Policy makers need to under what big data is, how it is used, and what ethical and practical issues using big data to make decisions will raise in the 21st Century. They do not need to be programmers. They need to understand, at a high level, the issues involved in using big data for public policy, for the generation of public value.

At the core of this subject is one question: Will decision-making based on standardized measurements from large databases become superior to judgment based upon personal experience and expertise? Decisions based on big data are useful when the experience of any single policy maker is likely to be too limited to develop an intuitive feel for, or reliable measure, of a policy’s efficacy. Statistical analysis can sometimes discover neglected characteristics of a population are more significant than is recognized by intuitive understanding based on accumulated experience. But sometimes, big data—high volume, high velocity, qualitatively various—produces more problems for public policy makers than it solves.

This subject explores all of these important issues, from the basic definitions and history of big data to examples of the use, and misuse, of big data in public policy. No programming knowledge is assumed or required, and none will be taught.

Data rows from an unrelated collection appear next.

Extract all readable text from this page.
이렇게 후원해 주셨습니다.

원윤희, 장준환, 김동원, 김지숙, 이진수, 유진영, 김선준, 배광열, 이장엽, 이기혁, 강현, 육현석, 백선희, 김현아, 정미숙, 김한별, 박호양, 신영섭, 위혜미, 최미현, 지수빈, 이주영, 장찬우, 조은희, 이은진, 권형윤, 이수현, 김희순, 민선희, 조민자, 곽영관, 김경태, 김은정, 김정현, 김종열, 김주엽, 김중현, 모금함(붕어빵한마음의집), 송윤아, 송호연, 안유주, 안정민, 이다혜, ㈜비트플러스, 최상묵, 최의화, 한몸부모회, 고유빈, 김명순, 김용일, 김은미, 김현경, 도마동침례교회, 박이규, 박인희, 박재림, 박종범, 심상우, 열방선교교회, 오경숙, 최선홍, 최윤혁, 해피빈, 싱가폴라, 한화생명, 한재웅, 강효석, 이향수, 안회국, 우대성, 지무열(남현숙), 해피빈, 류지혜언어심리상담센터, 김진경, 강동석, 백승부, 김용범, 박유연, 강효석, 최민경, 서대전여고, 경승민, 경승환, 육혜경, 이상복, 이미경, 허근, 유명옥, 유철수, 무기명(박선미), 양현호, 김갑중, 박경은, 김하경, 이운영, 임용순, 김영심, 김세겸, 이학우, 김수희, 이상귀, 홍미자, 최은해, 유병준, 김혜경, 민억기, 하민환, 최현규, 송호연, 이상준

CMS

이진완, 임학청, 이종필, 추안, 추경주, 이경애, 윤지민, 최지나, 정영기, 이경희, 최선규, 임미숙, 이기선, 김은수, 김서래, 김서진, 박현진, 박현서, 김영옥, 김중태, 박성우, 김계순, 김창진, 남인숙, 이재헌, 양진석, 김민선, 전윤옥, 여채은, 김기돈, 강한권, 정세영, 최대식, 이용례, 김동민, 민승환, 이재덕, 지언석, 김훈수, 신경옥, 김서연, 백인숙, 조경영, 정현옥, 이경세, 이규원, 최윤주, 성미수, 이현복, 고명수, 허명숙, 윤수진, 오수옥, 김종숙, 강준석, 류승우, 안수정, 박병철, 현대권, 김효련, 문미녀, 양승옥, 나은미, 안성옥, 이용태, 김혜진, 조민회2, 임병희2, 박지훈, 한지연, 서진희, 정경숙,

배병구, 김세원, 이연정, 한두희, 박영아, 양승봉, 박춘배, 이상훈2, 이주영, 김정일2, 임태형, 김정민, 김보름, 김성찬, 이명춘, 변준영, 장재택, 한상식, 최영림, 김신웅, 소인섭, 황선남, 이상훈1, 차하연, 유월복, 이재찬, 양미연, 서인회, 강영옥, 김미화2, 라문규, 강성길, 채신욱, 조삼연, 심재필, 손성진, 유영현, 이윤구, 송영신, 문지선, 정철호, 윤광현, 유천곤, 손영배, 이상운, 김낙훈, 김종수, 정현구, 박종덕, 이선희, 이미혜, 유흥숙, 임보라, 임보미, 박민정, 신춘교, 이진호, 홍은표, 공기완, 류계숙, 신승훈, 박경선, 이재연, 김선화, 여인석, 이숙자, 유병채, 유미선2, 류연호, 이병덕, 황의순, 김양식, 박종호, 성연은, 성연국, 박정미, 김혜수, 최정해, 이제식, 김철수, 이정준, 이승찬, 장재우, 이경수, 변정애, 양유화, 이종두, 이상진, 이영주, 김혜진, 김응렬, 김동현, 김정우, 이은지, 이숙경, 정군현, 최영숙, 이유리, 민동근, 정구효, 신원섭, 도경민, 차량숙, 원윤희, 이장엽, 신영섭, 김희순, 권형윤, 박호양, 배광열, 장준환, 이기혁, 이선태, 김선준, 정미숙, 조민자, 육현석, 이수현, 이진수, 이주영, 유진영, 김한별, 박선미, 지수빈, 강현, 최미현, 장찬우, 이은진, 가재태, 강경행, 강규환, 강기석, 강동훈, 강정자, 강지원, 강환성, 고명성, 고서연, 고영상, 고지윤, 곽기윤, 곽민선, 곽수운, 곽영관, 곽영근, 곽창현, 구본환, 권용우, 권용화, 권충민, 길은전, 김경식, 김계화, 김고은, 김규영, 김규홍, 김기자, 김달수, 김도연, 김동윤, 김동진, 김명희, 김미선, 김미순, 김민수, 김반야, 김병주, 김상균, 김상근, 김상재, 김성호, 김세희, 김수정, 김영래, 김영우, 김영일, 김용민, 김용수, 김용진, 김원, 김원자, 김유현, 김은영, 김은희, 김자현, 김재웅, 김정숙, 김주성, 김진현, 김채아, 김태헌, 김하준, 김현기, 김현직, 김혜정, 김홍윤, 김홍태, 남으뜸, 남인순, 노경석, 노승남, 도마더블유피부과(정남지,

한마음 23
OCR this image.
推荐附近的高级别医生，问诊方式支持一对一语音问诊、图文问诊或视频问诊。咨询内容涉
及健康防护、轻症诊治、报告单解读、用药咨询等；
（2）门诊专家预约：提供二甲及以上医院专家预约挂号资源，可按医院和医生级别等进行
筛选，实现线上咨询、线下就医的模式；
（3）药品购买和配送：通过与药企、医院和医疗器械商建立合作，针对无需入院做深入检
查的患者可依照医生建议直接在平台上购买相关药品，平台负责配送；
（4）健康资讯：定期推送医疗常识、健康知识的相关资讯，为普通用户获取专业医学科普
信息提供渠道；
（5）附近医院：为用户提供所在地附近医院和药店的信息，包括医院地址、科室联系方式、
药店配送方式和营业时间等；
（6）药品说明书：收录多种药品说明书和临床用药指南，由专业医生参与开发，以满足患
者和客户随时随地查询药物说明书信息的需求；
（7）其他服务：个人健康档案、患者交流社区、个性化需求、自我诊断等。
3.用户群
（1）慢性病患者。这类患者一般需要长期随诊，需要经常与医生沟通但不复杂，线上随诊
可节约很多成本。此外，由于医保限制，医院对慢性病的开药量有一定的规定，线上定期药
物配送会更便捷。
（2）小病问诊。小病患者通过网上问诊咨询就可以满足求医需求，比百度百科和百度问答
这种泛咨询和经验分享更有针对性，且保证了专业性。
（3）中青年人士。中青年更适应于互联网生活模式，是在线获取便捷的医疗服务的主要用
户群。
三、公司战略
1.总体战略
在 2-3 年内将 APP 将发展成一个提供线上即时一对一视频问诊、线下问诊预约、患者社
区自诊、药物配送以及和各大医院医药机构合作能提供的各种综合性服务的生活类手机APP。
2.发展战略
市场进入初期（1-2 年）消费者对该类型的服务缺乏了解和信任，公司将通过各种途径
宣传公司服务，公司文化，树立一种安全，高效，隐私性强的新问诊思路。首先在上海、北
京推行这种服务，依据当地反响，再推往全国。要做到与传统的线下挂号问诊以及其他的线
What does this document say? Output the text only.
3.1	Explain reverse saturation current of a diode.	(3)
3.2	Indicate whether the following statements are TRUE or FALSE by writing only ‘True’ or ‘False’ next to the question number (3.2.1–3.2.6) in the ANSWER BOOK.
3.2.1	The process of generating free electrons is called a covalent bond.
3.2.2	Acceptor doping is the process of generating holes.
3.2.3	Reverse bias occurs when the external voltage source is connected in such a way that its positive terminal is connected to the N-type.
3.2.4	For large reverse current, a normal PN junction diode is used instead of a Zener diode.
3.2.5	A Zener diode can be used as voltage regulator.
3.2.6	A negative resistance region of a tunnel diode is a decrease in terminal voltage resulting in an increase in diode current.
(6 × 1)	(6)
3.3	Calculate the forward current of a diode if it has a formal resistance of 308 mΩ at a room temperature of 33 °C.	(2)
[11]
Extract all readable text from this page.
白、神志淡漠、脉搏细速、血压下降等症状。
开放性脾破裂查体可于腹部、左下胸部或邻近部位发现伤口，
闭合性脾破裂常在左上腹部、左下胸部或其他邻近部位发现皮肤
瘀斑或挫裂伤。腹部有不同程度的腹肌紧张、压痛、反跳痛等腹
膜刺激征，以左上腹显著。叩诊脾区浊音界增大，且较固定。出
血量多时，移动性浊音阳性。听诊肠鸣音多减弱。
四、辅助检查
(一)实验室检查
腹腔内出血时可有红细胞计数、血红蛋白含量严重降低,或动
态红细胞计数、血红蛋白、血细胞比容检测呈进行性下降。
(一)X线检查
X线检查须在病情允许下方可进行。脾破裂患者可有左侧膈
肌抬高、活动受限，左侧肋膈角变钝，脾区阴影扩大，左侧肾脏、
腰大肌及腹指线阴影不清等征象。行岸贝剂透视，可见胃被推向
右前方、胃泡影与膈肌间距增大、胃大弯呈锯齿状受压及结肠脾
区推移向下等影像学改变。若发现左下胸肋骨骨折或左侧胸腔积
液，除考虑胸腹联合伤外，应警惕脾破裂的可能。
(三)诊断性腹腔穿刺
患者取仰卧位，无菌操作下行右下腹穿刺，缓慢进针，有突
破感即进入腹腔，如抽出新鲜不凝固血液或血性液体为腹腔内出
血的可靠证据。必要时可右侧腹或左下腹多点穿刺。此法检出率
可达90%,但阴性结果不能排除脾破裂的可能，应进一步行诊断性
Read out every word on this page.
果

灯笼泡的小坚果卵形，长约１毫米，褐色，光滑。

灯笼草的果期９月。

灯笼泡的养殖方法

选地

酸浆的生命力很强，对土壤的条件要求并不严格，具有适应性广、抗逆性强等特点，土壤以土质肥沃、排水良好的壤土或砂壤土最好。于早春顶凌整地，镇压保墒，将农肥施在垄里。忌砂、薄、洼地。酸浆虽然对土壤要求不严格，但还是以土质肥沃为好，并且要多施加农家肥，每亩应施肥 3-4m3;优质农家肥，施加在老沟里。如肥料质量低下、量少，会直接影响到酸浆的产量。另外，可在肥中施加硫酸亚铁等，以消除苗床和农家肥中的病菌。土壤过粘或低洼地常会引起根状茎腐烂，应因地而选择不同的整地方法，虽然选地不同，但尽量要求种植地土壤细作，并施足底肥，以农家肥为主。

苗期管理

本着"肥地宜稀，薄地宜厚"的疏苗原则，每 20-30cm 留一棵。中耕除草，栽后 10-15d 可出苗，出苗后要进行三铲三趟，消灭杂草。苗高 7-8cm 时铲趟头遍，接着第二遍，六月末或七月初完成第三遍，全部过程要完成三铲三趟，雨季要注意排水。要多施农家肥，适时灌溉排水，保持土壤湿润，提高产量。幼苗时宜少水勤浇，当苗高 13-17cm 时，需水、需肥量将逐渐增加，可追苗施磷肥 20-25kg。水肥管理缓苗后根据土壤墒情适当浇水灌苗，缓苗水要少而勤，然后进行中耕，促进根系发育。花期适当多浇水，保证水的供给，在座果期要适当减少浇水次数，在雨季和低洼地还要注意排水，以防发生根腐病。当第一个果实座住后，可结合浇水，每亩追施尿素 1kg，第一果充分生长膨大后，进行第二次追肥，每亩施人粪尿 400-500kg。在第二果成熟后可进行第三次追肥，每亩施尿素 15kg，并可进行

The issues for public sector managers raised by this course will be debated and understood using case studies.

Intended learning outcomes

A student who has successfully completed this subject will:

  • Understand the history and definition of big data as it applies to public policy
  • Recognise the main types of learning models used to derive insights from big data
  • Become familiar with the sources of big data in public policy, and
  • Grasp the legal and ethical issues involved in using big data for the generation of value for the public.

Generic skills

  • A student who has successfully completed this subject will: • Understand the history and definition of big data as it applies to public policy • Recognise the main types of learning models used to derive insights from big data • Become familiar with the sources of big data in public policy, and • Grasp the legal and ethical issues involved in using big data for the generation of value for the public.